This Book is Not Good for You
A sweet treat or a poisonous disaster? The third installment to the enthralling Secret Series is as spectacular as the rest. This Book Is Not Good For You by Pseudonymous Bosch is a hilarious and captivating read. For the past two adventures, Cassandra and Max-Ernest have been protecting mysterious artifacts from the terrible Midnight Sun. This exclusive society searches for the Secret, but fails at every turn. In this epic mystery, the Secret is a little more sweet. But don’t be fooled, this book is not good for you. Cass and Max-Ernest are of the younger crowd in the mysterious Terces Society, whose sole mission is to protect the Secret. The newest character is Yoji, or Yo-Yoji, a shoe-obsessed computer whiz with an unclear attraction to Cass. In all of the evolving friends is Max-Ernest, who is wary of the idea that people change. In fact, the idea that his crazy divorced parents might get together again makes Max-Ernest uncomfortable. He had always been used to his parents hating each other, but now they seemed closer than ever, and it was his worst nightmare. Cassandra, the nub of the group, worries about who her parents are, as her ‘mother’ admitted that she was adopted. A mysterious man had just delivered her to her ‘grandparents’ and left. Cass wanted answers. The trio search for the ancient Aztec ‘tuning fork’ which turned any liquid into a chocolate delight, and it’s ties to the Secret. All these delicious sweets will be revealed in a wild trek through the past.
I could not close this book. Every word kept me guessing to the end. Normally I can guess who has a crush on who, but in this book it is unclear if one boy or both like Cass, and if she likes them in return. Although unimportant, the romance section of this book needs work.

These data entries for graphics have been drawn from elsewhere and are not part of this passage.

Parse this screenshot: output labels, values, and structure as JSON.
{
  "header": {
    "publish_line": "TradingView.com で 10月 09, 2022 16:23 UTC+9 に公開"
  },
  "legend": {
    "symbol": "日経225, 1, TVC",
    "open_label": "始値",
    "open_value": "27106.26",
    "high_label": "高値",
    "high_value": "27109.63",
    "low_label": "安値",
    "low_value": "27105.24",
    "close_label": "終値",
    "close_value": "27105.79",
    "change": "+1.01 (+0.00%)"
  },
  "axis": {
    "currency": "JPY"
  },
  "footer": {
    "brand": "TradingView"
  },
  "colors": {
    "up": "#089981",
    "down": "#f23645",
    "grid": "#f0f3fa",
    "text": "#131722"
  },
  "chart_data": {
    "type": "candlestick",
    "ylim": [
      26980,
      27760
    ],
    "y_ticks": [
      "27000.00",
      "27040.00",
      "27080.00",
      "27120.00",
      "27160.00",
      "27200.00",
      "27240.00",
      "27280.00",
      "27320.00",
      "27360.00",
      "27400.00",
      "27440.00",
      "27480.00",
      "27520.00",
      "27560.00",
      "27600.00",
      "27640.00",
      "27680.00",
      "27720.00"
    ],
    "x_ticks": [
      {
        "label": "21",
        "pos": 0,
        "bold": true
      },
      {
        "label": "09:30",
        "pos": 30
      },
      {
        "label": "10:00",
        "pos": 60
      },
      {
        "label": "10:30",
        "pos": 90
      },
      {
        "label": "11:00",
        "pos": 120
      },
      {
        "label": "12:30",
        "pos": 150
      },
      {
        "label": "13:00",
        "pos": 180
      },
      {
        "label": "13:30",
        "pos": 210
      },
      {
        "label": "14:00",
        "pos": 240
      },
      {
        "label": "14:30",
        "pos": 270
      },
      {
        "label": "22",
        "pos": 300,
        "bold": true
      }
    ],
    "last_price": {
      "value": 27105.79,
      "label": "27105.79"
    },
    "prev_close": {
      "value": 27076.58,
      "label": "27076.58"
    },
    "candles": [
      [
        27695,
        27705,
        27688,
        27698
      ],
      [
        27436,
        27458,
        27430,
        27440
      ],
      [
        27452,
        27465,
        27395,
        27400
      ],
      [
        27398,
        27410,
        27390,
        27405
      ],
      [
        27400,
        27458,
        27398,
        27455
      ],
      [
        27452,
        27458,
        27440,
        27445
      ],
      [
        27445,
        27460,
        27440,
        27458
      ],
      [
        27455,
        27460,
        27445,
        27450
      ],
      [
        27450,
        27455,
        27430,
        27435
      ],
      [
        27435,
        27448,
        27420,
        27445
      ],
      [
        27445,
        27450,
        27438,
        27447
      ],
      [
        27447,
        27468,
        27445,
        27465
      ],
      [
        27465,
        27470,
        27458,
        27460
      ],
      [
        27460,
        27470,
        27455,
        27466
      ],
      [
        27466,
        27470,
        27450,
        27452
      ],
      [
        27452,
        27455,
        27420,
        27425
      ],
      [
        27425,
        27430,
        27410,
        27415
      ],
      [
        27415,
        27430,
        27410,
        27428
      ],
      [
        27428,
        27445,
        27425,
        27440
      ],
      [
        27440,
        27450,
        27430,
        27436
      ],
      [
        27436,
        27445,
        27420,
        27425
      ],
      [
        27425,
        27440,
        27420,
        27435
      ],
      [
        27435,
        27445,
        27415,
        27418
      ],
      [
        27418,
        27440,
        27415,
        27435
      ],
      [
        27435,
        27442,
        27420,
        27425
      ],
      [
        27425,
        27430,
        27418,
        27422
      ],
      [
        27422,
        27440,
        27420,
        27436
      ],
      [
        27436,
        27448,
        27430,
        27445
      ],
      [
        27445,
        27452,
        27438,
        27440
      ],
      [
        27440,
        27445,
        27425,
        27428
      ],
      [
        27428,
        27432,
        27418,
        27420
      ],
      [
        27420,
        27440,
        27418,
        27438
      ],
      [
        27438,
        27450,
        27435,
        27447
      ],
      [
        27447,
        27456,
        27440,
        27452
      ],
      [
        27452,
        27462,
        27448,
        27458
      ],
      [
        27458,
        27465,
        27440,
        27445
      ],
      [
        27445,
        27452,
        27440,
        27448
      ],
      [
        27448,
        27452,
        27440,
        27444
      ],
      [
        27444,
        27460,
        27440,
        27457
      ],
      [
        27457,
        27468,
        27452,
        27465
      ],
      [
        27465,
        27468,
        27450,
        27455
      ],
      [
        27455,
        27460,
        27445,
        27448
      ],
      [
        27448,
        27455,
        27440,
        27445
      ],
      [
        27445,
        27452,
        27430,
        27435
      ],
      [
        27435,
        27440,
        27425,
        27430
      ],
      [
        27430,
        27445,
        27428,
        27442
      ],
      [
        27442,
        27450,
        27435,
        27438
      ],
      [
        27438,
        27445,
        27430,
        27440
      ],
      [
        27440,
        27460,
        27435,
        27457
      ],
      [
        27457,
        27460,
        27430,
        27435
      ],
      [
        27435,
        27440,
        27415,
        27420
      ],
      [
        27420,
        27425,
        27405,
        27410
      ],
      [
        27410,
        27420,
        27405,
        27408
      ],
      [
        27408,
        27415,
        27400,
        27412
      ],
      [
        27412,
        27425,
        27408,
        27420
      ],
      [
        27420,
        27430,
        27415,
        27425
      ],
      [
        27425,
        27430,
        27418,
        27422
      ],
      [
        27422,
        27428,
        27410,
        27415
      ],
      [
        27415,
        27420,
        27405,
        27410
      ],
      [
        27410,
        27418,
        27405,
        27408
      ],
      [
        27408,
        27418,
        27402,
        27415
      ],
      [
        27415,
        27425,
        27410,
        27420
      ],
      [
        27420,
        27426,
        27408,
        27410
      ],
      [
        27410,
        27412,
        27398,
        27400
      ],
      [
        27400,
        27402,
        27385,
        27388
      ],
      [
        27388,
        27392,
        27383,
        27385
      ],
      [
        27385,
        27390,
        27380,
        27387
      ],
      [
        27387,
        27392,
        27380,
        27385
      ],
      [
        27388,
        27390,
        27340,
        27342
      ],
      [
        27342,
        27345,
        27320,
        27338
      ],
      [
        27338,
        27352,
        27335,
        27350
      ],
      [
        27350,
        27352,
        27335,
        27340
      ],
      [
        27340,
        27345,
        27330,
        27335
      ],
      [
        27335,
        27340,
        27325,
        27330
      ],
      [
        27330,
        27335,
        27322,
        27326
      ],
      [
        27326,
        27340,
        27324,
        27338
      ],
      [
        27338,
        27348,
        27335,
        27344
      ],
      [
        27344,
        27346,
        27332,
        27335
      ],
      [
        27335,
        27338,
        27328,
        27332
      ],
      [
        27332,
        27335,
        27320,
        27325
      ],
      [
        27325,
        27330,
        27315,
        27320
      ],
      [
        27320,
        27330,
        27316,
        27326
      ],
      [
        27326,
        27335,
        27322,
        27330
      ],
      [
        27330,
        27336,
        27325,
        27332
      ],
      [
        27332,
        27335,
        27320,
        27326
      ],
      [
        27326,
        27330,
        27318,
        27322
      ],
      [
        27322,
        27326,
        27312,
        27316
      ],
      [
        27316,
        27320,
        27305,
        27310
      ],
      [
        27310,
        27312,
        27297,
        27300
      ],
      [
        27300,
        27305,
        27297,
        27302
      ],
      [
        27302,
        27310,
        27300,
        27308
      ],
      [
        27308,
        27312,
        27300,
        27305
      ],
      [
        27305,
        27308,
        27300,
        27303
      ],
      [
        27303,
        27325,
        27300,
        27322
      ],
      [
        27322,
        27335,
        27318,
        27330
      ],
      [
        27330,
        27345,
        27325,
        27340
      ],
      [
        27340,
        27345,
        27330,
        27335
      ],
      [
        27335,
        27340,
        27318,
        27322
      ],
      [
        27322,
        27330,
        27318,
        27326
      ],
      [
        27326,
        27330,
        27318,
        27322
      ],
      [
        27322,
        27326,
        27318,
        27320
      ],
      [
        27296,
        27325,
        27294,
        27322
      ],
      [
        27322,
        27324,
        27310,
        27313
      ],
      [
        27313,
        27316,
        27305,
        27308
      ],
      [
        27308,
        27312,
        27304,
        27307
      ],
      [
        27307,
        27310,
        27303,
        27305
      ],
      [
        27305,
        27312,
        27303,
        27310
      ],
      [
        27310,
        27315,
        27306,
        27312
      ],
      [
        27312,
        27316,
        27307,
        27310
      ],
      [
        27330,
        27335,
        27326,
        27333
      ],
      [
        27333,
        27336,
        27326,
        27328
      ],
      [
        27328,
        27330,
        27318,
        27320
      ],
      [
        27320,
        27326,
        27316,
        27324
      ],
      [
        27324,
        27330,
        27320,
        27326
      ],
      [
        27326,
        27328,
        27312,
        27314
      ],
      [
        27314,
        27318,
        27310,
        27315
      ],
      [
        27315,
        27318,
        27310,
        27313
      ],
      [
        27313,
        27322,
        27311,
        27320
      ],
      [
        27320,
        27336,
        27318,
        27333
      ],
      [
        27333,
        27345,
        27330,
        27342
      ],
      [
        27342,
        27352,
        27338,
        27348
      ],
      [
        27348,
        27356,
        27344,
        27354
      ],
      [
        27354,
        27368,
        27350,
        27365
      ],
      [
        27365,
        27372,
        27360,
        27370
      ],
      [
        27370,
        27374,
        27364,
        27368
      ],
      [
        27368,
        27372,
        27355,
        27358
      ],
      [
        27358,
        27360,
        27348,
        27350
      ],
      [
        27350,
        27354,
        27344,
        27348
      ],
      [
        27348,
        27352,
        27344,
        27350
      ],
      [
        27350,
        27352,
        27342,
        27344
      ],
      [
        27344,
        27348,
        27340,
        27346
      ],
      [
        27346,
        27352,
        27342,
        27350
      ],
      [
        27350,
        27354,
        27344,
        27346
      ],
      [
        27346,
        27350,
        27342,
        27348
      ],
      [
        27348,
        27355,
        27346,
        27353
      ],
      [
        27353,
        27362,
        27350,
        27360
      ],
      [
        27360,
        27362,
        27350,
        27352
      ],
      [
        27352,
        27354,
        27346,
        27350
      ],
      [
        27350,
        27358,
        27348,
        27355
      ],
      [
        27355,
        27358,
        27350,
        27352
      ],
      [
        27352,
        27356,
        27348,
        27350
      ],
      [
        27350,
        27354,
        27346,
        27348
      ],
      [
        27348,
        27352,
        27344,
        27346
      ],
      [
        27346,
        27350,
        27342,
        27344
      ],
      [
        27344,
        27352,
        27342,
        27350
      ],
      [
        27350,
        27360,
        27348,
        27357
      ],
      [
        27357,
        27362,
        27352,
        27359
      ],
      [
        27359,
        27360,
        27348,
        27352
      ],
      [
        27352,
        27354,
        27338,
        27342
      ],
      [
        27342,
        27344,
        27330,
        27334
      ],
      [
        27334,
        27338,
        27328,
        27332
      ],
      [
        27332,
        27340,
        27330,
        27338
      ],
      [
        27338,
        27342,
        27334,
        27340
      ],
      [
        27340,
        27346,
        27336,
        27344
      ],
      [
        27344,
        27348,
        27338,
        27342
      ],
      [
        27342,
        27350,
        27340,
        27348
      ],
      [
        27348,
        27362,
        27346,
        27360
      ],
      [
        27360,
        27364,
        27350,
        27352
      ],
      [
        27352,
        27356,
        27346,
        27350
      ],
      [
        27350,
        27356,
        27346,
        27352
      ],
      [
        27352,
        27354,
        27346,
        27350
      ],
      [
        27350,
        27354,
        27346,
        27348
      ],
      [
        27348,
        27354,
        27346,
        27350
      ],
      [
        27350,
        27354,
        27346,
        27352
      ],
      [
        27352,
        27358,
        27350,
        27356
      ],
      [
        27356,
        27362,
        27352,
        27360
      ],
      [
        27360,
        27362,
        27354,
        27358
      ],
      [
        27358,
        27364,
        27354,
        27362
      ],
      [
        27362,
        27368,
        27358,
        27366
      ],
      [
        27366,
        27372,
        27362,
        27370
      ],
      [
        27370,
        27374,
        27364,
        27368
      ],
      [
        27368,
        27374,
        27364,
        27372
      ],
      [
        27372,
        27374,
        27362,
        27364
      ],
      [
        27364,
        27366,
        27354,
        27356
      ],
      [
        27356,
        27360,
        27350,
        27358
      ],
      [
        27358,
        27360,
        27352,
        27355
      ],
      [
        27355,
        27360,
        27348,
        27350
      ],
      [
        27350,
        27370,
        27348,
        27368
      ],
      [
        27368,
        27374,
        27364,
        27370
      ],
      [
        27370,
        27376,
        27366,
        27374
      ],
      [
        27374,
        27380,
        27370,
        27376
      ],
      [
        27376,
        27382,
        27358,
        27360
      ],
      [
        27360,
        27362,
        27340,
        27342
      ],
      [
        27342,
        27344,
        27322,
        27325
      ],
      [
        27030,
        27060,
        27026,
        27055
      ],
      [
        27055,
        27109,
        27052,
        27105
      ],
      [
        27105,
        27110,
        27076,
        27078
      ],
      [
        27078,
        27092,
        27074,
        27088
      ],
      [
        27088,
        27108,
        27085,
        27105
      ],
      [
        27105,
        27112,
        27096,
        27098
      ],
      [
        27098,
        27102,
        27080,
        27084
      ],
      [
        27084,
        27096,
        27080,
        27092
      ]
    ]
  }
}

Another topic that could have been modified was the predictable reaction from Cass about being adopted. It seemed cliché that Cass felt hurt that she wasn’t her mother’s child and lashed out at everyone. I felt less respect for Cass because of her reaction, but I still enjoyed the book. Other than that, I felt the secrecy was superb, and the little fun facts about random things like monkey breeds or mythology from the author were interesting. The serious story was kept light by the author’s little sarcastic notes on the character’s actions and feelings. Overall, I can’t stop praising this book, and I would suggest reading all of the prior books to fully understand this delicious treat.